Now that he has made explosive headlines across the world as the whistleblower who yanked the covers off the extensive U.S. surveillance system used to spy on Americans, Edward Snowden further explained his motives to the South China Morning Post in Hong Kong. In the interview he calls himself “neither traitor nor hero.”
“I’m an American,” he said in an interview with Morning Post reporter Lana Lam that was published today. Snowden, 29, said he would be staying in Hong Kong until he is “asked to leave.”
“People who think I made a mistake in picking Hong Kong as a location misunderstand my intentions,” Snowden told the Post. “I am not here to hide from justice; I am here to reveal criminality.”
Snowden added that he had “faith” in Hong Kong’s justice system, and that his “intention is to ask the courts and people of Hong Kong to decide [his] fate.”
Snowden’s revelations have rocked Washington insiders and the entire U.S. intelligence community. The former CIA employee, who was working as a contractor at the U.S. National Security Agency, said he acted because his conscience compelled him to protect “basic liberties for people around the world.”
Snowden said he was disillusioned over President Obama’s continuation and expansion of the comprehensive surveillance program started under George Bush.
Snowden first did a video interview with the Guardian newspaper, dated June 6, that was posted on its website.
“I don’t want to live in a society that does these sort of things … I do not want to live in a world where everything I do and say is recorded. That is not something I am willing to support or live under,” the calm, bespectacled former technical assistant said.
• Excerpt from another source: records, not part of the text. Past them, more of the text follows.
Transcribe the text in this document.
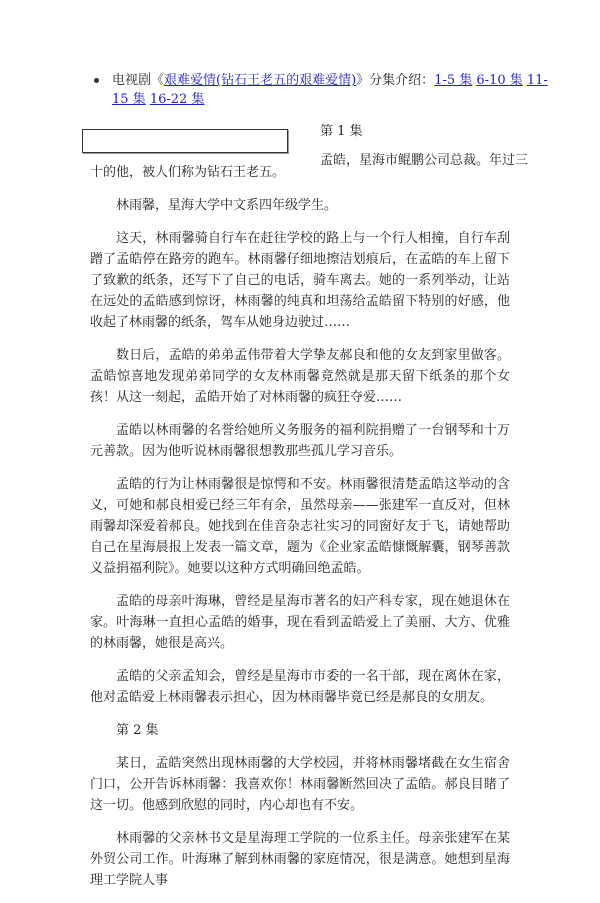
电视剧《艰难爱情(钻石王老五的艰难爱情)》分集介绍：1-5 集 6-10 集 11-15 集 16-22 集
第 1 集
孟皓，星海市鲲鹏公司总裁。年过三

十的他，被人们称为钻石王老五。

林雨馨，星海大学中文系四年级学生。

这天，林雨馨骑自行车在赶往学校的路上与一个行人相撞，自行车刮蹭了孟皓停在路旁的跑车。林雨馨仔细地擦洁划痕后，在孟皓的车上留下了致歉的纸条，还写下了自己的电话，骑车离去。她的一系列举动，让站在远处的孟皓感到惊讶，林雨馨的纯真和坦荡给孟皓留下特别的好感，他收起了林雨馨的纸条，驾车从她身边驶过……

数日后，孟皓的弟弟孟伟带着大学挚友郝良和他的女友到家里做客。孟皓惊喜地发现弟弟同学的女友林雨馨竟然就是那天留下纸条的那个女孩！从这一刻起，孟皓开始了对林雨馨的疯狂夺爱……

孟皓以林雨馨的名誉给她所义务服务的福利院捐赠了一台钢琴和十万元善款。因为他听说林雨馨很想教那些孤儿学习音乐。

孟皓的行为让林雨馨很是惊愕和不安。林雨馨很清楚孟皓这举动的含义，可她和郝良相爱已经三年有余，虽然母亲——张建军一直反对，但林雨馨却深爱着郝良。她找到在佳音杂志社实习的同窗好友于飞，请她帮助自己在星海晨报上发表一篇文章，题为《企业家孟皓慷慨解囊，钢琴善款义益捐福利院》。她要以这种方式明确回绝孟皓。

孟皓的母亲叶海琳，曾经是星海市著名的妇产科专家，现在她退休在家。叶海琳一直担心孟皓的婚事，现在看到孟皓爱上了美丽、大方、优雅的林雨馨，她很是高兴。

孟皓的父亲孟知会，曾经是星海市市委的一名干部，现在离休在家，他对孟皓爱上林雨馨表示担心，因为林雨馨毕竟已经是郝良的女朋友。

第 2 集

某日，孟皓突然出现林雨馨的大学校园，并将林雨馨堵截在女生宿舍门口，公开告诉林雨馨：我喜欢你！林雨馨断然回决了孟皓。郝良目睹了这一切。他感到欣慰的同时，内心却也有不安。

林雨馨的父亲林书文是星海理工学院的一位系主任。母亲张建军在某外贸公司工作。叶海琳了解到林雨馨的家庭情况，很是满意。她想到星海理工学院人事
He said he had thought a great deal before coming forward with details of the NSA program, code-named PRISM, saying he did it because he felt the United States was building an unaccountable and secret espionage apparatus that spied on every American.
Snowden had been working for the NSA as a contractor employed with Booz Allen Hamilton, a company that has received billions of U.S. government dollars to partly oversee the extensive surveillance system, but the company has since fired him, according to press reports.
“The NSA has built an infrastructure that allows it to intercept almost everything,” Snowden said during his first interview with the Guardian. “With this capability, the vast majority of human communications are automatically ingested without targeting. If I wanted to see your emails or your wife’s phone, all I have to do is use intercepts. I can get your emails, passwords, phone records, credit cards.”
According to The Guardian’s Ewen MacAskill, Snowden checked out of Hong Kong’s Mira Hotel on Monday, fearing that he would be found.
“It is thought he is now in a safe house,” MacAskill said on Tuesday.
Though Snowden has not made any requests for asylum, he told the Post that he would fight any attempts by the United States to have him extradited in the Hong Kong court system. According to report, the Russians have also said they would consider granting Snowden asylum if he requested it.
The Guardian’s Glenn Greenwald, who Snowden contacted months ago with the top-secret information, told The Associated Press that Snowden went to Hong Kong because he feared he would not be given a fair trial in the U.S.
“If the Justice Department does end up indicting him, which almost certainly it will — it’s basically inevitable at this point — he doesn’t really trust the judicial system in the United States to give him a fair trial,” Greenwald said.
Newspapers in Hong Kong and around the world have written stories about Snowden’s girlfriend, 28-year-old Lindsay Mills, a dancer who posted partially nude photographs on herself online before she also apparently disappeared. Papers have published a shot of Mills in a provocative pose taken from her blog, which has since dropped offline.